実物を借りに行きたい気持ちはあったが、あの人はどうにも苦手だった。
夫を立てる、良妻賢母の鏡と言われるような女性。
産みの母親とは全く違う女。
誠実な配偶者を持てば、あの母親もあんな風に生きられたかもしれないという気持ちが、僕を苦しくさせた。
どうしてか、母親になった妹弟子や、若狭の母親のことを考えるのと同じ気持ちにはなれず、結局は、草原兄さんの自宅に足を運ぶことが出来なかった。
いくつかの本はタイトルを覚えていたので、結局近所の図書館にあるものを子どもに借りて来させたのだった。
「兄さんが食べたいもんあれば、作りますけど。」
「いや、ちゃうねん。」と言って草若兄さんの顔が曇る。
「ちゃう、て何が違うんですか。おかみさんの作っていた料理なら、僕が直接教えて貰てなくても、草原兄さんが覚えてるかもしれませんし、言うだけ言ったらどうです。」
「オレは、…………。」と言って箸を置いた草若兄さんは頭を掻いた。
「何ですか?」
「たまには、オレがお前にメシ作ってやりたいと思ってな。」
「そうですか。」
「お前こそ何か食いたいもんないんか?」
「……あの、」
頬を染めている年下の男に手を伸ばす。


「いいところにお邪魔して悪いけど、続きは僕が出てってからにしてくれる?」
「……!」
メシ以外でも構いませんか、と言おうとした矢先のことだった。
振り返った視線の先に子どもがいるのが見えて、草若兄さんが目を丸くした。
「お前まだ学校に行ってへんかったのか。」と平静な顔を作って立ち上がる。
「ハンカチ忘れてしもた。」
子どもはいたずらな顔をして舌を出した。
「そうか。」と言って立ち上がって、アイロンを掛けた赤いひょっとこの絵面のハンカチを渡す。子どもの好みは、着々と草若兄さんの趣味に染まって来ていた。
「じゃ、行って来る。お父ちゃん、草若ちゃん、後はお好きにどうぞ~。
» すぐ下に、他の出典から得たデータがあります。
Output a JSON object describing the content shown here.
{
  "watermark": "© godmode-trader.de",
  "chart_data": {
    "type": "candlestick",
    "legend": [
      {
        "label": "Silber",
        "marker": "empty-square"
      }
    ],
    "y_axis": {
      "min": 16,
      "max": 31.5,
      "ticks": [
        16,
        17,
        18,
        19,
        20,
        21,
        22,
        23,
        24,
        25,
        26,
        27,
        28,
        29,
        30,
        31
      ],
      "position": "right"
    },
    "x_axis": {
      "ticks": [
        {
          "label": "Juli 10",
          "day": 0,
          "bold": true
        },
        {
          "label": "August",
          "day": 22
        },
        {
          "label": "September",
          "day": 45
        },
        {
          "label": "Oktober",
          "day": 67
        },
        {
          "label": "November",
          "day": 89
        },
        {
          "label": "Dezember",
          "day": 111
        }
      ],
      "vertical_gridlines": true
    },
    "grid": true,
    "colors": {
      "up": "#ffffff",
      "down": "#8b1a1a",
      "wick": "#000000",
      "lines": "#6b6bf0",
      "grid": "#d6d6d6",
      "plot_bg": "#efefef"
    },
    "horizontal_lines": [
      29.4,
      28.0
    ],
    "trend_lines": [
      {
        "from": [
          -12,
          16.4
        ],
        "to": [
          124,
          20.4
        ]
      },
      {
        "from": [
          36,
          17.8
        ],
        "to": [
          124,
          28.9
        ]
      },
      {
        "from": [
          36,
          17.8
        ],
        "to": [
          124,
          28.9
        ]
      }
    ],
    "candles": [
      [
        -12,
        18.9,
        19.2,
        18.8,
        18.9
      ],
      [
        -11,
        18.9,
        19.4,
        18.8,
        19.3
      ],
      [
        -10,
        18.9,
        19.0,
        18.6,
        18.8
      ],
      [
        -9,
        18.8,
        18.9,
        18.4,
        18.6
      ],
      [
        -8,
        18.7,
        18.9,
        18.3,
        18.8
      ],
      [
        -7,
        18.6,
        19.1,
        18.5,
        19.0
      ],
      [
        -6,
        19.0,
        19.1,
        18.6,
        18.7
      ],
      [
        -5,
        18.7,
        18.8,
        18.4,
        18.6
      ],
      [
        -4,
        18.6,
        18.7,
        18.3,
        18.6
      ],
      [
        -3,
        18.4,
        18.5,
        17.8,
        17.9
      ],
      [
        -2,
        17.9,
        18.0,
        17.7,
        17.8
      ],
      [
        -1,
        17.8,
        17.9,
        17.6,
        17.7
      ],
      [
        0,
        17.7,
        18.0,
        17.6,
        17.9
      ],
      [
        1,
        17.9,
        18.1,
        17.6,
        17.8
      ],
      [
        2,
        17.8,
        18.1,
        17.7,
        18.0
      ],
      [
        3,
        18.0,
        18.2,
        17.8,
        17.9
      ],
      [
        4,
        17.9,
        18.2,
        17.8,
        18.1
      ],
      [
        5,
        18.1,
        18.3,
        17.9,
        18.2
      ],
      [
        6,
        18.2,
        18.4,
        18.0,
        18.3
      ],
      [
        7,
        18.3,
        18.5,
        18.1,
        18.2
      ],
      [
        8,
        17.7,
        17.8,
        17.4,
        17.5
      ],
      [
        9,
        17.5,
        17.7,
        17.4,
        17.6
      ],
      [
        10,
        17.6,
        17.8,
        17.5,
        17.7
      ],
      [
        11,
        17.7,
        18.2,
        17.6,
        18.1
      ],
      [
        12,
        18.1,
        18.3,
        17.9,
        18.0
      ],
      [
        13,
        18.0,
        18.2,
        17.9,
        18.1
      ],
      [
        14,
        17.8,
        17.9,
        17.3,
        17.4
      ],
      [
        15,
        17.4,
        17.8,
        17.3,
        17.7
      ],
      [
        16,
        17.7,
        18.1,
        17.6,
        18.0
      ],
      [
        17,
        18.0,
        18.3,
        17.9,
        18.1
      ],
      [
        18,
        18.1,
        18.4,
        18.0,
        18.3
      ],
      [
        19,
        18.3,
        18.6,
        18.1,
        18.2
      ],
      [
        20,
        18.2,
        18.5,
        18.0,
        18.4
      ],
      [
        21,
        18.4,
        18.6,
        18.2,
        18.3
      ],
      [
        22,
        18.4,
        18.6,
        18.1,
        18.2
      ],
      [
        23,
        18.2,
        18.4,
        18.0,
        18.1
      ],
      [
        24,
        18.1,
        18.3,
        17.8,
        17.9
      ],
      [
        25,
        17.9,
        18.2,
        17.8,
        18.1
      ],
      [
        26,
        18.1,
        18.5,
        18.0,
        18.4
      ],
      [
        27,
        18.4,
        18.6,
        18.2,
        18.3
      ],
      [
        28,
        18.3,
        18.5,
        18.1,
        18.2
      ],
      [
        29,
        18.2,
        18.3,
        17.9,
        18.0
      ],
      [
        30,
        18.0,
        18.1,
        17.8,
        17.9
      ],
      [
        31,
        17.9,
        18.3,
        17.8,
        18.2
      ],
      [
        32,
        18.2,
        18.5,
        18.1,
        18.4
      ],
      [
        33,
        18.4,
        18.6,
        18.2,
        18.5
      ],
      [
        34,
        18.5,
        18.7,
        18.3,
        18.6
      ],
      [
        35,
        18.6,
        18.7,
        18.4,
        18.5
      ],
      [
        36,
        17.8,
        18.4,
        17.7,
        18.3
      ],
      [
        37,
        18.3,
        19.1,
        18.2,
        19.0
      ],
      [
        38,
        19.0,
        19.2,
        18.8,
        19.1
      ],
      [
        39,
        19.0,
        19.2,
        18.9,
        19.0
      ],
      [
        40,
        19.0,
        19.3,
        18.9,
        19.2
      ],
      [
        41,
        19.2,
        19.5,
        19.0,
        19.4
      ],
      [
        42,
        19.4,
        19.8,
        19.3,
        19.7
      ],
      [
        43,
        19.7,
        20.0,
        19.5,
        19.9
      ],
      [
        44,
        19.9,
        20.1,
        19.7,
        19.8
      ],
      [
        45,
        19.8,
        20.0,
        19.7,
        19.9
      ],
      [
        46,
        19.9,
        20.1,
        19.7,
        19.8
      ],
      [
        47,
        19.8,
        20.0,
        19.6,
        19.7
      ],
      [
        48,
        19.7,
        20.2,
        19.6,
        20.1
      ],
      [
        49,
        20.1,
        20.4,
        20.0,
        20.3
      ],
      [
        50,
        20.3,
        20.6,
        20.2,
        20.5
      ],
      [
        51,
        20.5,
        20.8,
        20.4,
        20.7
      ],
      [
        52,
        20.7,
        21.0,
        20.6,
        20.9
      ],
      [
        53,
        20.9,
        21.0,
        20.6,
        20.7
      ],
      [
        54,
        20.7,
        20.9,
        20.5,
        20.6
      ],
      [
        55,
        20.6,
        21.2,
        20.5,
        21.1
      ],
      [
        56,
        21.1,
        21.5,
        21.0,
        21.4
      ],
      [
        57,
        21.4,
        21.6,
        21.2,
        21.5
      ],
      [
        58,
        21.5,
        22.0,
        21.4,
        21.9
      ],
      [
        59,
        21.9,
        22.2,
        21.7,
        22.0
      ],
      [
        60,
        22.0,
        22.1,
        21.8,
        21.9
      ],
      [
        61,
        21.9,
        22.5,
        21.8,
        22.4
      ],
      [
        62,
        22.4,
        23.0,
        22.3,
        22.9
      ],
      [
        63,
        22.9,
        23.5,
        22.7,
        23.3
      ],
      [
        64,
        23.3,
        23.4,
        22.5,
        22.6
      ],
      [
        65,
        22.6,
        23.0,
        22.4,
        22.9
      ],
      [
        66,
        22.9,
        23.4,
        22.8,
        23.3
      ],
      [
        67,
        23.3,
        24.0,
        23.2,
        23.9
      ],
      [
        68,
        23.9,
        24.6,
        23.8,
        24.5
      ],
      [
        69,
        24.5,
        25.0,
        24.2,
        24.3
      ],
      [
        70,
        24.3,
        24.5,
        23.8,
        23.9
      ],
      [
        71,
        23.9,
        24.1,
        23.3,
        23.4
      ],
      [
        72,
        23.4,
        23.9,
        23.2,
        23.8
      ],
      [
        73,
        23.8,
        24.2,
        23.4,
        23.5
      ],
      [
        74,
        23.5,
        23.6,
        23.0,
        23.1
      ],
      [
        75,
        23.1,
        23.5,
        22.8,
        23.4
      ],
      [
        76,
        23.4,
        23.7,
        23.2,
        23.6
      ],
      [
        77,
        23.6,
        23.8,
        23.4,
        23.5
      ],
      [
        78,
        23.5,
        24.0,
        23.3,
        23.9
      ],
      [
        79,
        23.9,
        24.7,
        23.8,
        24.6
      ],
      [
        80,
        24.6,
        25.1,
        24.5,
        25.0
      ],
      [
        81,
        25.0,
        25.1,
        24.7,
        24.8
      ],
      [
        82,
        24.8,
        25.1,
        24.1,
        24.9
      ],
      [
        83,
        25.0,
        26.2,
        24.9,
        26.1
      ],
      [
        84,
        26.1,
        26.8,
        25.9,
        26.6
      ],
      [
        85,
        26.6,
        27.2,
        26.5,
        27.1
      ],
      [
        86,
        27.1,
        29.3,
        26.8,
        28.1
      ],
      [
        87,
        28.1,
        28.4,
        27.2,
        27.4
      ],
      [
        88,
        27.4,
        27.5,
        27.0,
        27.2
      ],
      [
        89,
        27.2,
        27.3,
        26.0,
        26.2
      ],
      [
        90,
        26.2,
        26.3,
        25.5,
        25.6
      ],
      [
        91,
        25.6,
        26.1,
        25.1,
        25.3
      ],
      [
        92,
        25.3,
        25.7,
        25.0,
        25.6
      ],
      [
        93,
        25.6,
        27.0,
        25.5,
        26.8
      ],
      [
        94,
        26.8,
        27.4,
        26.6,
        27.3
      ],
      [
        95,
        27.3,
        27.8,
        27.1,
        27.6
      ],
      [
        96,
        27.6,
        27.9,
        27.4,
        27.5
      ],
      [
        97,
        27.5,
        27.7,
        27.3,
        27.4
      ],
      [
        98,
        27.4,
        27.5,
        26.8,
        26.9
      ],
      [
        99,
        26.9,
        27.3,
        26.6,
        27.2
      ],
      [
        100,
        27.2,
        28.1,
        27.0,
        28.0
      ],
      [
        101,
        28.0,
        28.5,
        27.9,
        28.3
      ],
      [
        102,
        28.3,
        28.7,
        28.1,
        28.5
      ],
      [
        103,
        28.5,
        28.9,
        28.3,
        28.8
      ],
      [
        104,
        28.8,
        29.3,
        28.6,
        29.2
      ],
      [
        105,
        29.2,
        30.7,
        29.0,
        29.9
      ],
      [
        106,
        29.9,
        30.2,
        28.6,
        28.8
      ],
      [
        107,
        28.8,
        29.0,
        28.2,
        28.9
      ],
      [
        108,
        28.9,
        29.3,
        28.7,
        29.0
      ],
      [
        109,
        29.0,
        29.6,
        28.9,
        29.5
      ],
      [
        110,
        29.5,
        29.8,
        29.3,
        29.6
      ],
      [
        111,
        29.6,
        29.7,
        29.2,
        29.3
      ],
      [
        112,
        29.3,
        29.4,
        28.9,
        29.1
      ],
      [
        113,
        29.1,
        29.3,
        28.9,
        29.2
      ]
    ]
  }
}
」
「お好きにて、何もせえへんで!」
「……せえへんのですか?」
「日の高い間はせえへんて……おちびがまた戻って来たらどないすんねん。」
「玄関の鍵掛けてしまいますから。」
僕の一番好きなもん食べさせてください、と言うと、アホか、と言って兄弟子は口を尖らせ、そっぽを向いた。
ひょっとこのように赤くなった頬がこちらを向いていて、そのまま少しだけ齧ってみたいような、そんな気がした。